Results In total, 1,632,005 episodes of MSC occurred in 474,201 adult patients between 2000 and 2010. In 401,473 (24.6%) of these episodes, concerning 221,539 (46.7%) of all patients, an NSAID was prescribed. The percentage of NSAID prescriptions decreased over time, from 29.5% in 2000 to 21.2% in 2010 (p<0.001). NSAID prescription rates were highest in episodes of gout (49.9%), shoulder syndrome (41.9%) and non-specific low back pain (38.5%). Of all NSAID-prescriptions, 10.6% were considered potentially harmful to the renal, CV or GI tract. More specifically, 0.03% were prescribed to patients at high renal risk, 6.8% to patients at high CV risk and 8.9% without adequate gastroprotection to patients at high GI risk. When restricting to NSAID’s prescribed to patients at high GI risk, adequate gastroprotection was prescribed in only 47.2% of cases.
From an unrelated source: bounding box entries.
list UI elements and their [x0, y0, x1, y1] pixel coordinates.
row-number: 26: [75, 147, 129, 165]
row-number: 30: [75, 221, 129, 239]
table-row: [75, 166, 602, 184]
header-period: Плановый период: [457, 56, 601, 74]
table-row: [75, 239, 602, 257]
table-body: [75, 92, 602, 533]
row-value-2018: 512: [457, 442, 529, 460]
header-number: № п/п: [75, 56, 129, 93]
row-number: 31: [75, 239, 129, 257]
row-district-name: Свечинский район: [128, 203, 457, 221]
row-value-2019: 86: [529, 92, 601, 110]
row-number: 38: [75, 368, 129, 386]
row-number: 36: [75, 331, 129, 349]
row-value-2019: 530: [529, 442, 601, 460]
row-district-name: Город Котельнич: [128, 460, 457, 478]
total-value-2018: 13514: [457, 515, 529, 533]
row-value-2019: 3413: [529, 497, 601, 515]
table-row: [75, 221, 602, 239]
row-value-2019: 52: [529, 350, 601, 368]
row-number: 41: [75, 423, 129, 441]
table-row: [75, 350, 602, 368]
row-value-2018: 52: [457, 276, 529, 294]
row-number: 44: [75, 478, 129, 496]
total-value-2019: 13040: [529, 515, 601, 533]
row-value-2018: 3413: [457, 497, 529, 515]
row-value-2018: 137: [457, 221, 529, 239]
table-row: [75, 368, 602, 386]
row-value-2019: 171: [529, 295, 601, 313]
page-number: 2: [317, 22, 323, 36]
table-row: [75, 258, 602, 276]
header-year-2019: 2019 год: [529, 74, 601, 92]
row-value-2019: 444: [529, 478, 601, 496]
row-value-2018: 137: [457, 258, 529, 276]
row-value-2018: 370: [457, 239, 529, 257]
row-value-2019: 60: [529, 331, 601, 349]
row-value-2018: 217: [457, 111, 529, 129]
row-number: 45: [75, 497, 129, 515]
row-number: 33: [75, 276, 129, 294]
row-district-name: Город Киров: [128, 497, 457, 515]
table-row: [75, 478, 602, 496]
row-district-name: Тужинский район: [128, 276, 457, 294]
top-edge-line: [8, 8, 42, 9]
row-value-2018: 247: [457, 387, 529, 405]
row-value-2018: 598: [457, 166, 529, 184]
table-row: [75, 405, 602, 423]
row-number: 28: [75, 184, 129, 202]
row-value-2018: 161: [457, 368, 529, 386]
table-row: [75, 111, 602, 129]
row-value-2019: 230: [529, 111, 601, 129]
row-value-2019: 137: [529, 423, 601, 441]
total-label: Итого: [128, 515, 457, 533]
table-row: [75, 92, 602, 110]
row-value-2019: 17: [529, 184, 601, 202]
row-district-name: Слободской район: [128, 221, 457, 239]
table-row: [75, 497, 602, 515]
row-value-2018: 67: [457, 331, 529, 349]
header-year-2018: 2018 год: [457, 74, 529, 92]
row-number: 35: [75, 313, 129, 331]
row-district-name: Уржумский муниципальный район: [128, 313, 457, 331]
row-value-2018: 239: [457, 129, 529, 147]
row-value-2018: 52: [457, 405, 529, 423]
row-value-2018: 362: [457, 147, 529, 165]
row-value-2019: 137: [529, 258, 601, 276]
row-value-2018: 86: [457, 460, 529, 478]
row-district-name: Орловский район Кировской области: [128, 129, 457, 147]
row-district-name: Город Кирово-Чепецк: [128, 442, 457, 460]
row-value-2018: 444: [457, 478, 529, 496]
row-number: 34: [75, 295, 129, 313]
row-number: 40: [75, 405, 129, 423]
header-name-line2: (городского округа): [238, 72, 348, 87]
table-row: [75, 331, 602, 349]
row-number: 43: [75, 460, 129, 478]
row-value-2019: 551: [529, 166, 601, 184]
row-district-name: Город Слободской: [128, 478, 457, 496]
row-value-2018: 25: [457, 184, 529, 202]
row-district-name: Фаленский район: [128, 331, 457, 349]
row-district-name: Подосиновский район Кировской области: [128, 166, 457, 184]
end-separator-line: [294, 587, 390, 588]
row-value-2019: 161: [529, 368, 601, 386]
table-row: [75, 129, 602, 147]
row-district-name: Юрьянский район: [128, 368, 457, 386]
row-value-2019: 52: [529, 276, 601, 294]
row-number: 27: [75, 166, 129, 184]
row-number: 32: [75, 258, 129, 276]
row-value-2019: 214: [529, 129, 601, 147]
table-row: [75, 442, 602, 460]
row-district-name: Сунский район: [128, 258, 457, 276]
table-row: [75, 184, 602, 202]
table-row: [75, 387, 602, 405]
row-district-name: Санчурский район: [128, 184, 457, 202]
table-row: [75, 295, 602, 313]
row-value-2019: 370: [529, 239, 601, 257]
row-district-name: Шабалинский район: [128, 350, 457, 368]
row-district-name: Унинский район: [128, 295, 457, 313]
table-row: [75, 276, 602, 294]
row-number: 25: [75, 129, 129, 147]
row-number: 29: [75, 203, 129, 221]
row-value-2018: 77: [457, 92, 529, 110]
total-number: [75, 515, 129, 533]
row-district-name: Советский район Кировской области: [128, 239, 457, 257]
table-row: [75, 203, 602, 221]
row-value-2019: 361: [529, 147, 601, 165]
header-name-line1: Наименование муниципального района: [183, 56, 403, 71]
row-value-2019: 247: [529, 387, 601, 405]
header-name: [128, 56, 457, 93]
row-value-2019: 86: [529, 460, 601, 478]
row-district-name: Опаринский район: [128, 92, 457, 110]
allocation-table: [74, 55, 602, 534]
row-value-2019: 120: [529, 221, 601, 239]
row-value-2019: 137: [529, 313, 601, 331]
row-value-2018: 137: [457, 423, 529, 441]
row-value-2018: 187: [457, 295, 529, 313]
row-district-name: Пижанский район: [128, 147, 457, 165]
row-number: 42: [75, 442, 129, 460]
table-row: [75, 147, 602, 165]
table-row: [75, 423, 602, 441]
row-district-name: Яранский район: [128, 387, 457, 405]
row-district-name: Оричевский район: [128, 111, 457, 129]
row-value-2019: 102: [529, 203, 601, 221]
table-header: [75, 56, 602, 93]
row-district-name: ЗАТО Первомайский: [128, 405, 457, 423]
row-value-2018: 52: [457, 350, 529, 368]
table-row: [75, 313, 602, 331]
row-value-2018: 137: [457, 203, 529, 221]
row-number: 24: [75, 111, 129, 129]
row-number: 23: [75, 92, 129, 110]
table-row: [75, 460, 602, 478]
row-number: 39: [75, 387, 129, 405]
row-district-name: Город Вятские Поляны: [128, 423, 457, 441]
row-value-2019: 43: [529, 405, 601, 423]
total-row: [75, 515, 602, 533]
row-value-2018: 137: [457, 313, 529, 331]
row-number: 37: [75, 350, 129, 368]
Conclusions Although prescription rates have decreased significantly over time, GPs still routinely treat MSC with NSAIDs. Patients’ risk profiles are not sufficiently taken into account in one tenth of prescriptions, particularly in patients at a high risk of serious gastro-intestinal ADEs.

  1. Vlug AE, et al. Postmarketing surveillance based on electronic patient records: the IPCI project. Methods Inf Med 1999;38:339-44.